Narrow the poverty gap? The Dems hold 6 of the top 10 richest congressional seats(including #1). They have theirs, they don't want you in that club. That's why they spend all YOUR money. Help them? How have liberal politics helped one single American? They want to have as many people as possible in the pot so when they piss in it, you all get wet. More money in government? Isn't 2+ TRILLION DOLLARS enough? If it ain't fixed by now, it isn't fixable. Big government isn't the solution, it is the problem.

Quit reading the Liberal logs...they are lies. If you want to find out who pays taxes in America read this IRS excel file. The top 50% pay over 96% of all taxes. The top 1% pay 34% of it.
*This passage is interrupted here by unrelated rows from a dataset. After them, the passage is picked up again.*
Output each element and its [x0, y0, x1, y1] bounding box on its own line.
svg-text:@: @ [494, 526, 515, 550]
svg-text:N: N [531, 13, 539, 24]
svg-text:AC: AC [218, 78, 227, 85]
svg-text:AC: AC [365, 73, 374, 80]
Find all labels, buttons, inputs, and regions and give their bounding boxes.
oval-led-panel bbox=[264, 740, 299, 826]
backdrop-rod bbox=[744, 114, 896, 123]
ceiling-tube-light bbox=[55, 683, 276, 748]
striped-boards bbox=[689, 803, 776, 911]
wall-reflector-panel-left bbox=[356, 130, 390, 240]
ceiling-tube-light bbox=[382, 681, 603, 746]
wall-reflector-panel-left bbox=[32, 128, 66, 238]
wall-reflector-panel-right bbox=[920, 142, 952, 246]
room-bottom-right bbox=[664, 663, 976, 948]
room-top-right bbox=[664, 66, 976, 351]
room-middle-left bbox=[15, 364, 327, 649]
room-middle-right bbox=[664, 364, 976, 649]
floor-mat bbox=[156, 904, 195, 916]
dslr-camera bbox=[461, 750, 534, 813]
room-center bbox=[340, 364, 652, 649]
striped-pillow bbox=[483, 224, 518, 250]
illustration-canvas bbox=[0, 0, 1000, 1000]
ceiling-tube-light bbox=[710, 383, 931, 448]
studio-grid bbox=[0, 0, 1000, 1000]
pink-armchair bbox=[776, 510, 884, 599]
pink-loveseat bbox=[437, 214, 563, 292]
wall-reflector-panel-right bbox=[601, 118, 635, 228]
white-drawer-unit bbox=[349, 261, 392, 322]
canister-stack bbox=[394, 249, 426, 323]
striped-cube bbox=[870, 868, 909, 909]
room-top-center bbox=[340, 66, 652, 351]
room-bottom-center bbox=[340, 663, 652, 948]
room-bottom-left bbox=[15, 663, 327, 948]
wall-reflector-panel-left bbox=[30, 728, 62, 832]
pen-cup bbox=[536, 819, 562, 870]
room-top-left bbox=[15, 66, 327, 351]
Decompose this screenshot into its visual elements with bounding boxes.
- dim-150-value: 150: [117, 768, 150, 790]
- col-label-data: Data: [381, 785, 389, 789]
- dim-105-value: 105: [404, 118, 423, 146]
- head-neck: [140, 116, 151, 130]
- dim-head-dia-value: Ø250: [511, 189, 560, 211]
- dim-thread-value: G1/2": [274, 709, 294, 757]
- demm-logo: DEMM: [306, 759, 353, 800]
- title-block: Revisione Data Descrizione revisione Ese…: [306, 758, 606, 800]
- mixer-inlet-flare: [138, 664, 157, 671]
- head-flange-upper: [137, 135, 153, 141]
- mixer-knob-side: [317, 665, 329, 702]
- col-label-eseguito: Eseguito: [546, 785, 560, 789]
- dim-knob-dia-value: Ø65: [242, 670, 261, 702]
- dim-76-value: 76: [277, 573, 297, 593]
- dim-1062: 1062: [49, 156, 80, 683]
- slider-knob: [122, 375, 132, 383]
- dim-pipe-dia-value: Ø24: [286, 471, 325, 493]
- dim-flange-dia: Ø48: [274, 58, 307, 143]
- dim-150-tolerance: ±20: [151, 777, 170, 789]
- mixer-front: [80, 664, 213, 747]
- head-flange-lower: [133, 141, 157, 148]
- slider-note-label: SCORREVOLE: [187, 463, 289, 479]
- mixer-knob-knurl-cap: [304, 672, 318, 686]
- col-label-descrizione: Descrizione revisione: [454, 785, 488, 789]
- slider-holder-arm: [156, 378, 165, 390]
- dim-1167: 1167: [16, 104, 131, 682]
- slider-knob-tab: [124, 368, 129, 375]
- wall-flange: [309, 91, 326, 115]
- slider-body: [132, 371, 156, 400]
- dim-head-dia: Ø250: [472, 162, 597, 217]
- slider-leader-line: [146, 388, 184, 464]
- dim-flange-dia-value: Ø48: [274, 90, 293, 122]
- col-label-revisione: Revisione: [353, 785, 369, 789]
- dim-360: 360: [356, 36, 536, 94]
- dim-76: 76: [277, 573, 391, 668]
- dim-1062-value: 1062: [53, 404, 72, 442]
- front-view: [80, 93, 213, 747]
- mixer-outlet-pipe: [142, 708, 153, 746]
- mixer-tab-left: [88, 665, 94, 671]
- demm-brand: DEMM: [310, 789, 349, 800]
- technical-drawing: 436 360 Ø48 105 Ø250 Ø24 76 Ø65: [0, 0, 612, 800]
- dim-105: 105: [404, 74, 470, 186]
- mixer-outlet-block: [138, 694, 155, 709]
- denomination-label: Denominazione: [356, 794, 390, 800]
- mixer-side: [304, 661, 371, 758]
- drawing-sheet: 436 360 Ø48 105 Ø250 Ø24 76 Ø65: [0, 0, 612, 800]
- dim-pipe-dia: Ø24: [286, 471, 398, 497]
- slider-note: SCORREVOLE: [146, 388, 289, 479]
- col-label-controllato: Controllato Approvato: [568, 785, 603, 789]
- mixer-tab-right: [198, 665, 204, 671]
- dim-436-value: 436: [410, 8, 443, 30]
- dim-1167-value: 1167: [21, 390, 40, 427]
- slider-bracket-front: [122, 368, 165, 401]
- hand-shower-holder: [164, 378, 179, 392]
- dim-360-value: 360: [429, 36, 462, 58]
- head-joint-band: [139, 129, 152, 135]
Squiggy...."Star Wars" helped defeat the Soviet Union didn't it. Looked good in 1984 & looks good in 2003. The term homeless was invinted because BUM is a mean phrase. :p

in the middle of that economic mess.
The one caused by Jiminy Carter...a Democrat :D
 

Squiggy

ThunderDick
By Jimmy carter? Where the fuck were you? Nixon is the one who had to put a wage and price freeze into effect because of the tumbling economy...I do believe that crook was REPUBLICAN. :D
 

Gonz

molṑn labé
Staff member
Inflation was combined with unemployment in the last year of the Carter term. The economy fell into recession in the second quarter, the sharpest one-quarter drop in national output on record. If eleven presidential four-year terms, starting with Truman and ending with Bill Clinton, are compared, only in the Carter administration was the total output of the economy declining in the fourth year in office, the year critical for reelection. Reagan was not elected in 1980 because he was viewed as strong by the public in terms of solving the Iranian crisis. When respondents were asked to choose the candidate "best able to handle the Iranian situation" in a poll two months before the election, only 33 percent selected Carter, an unsurprising result; on the other hand, only 39 percent selected Reagan.[8] But the challenger hit a sensitive nerve when he asked voters during a campaign debate whether they were better off than they were four years before. It was not Iran but inflation and unemployment that were the uppermost concerns in the minds of voters. Asked in the same survey two months before the election to identify the "most important problem facing the nation," 61 percent named "the high cost of living," while only 15 percent chose "international problems." The intensity of public feeling two months before the election is illustrated by the fact that 52 percent took the surprisingly strong position of backing the imposition of wage and price controls.[9] The diagnosis frequently repeated in the 1992 Clinton campaign, identifying the critical issue in the contest—James Carville's "it's the economy, stupid"—could also be applied to the 1980 election.